Leveraged equity funds are designed to provide multiples of daily returns from the underlying index such as S&P 500 SPX or Nasdaq 100 IXIC. They are very popular among retail investors who want to avoid the futures market, where volatility can trigger margin calls or forced sales if prices fall.
Because Trump announced the reciprocal rate on April 2, the MSCI World Index Euronext: IACWI fell more than 3%, while the S&P 500 and the Nasdaq Index each fell 5%.
The loss was initially steeper but there was a recovery in the market after his decision to pause the tariff was 90 days.
Rob Kane, Director of Alternative Investment at the Commonwealth Financial Network, said that the entry flow to ETF Leverage was mostly driven by the hope of cutting federal reserve tariffs that will soon occur and the view that the tariff is used as leverage in broader trade negotiations.
“Excessive initial reactions driven by investor sentiments are often reversed quickly, and the short -term performance nature of ETF Leveraged, combined with the substantial benefits they can produce, making it a tactical device to utilize high price dislocation,” he said.
This fund has gained popularity, thanks to an increase in trading platforms such as Robinhood, which offers easy access to this type of ETF for retail investors.

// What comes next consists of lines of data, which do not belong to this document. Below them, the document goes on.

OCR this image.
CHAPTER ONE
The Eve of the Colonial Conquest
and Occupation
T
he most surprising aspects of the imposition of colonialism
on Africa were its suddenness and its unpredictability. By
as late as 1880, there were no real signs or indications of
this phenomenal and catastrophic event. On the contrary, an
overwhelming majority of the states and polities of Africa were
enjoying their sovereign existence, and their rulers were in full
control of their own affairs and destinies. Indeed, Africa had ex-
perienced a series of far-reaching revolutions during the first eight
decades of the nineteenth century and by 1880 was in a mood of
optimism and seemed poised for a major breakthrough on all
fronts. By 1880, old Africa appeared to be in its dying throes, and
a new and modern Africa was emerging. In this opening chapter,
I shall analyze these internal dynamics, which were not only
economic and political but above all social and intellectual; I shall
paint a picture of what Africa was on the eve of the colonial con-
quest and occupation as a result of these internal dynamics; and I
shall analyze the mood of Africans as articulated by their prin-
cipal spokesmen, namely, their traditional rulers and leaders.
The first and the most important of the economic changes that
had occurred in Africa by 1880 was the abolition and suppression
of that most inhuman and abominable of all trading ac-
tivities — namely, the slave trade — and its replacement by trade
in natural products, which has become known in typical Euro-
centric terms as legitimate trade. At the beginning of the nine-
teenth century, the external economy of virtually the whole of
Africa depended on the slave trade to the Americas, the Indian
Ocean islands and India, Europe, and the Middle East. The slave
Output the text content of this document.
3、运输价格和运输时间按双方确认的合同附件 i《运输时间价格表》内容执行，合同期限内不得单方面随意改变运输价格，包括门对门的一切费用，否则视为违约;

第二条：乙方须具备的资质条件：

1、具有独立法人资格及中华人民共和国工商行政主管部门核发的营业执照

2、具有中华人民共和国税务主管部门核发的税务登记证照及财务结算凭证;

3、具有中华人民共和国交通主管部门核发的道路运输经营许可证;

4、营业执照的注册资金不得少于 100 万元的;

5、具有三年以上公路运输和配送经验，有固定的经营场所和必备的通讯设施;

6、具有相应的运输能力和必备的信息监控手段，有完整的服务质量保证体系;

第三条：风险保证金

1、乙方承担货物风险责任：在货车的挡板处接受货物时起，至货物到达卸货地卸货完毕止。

However, some analysts warn that these funds suffer from performance decay, where returns erode from time to time due to daily balance and market volatility, making them risk for long -term ownership.
Vince Stanzoine, Chief Executive Officer in First Information, said ETF Leveraged is not suitable for long -term ownership and daily reset plays chaos with returns, especially when the market is not trending.
“Actually, a professional trader, including me, will be short ETF Leveraged X3 such as TQQQ to benefit from this decay and inefficiency.”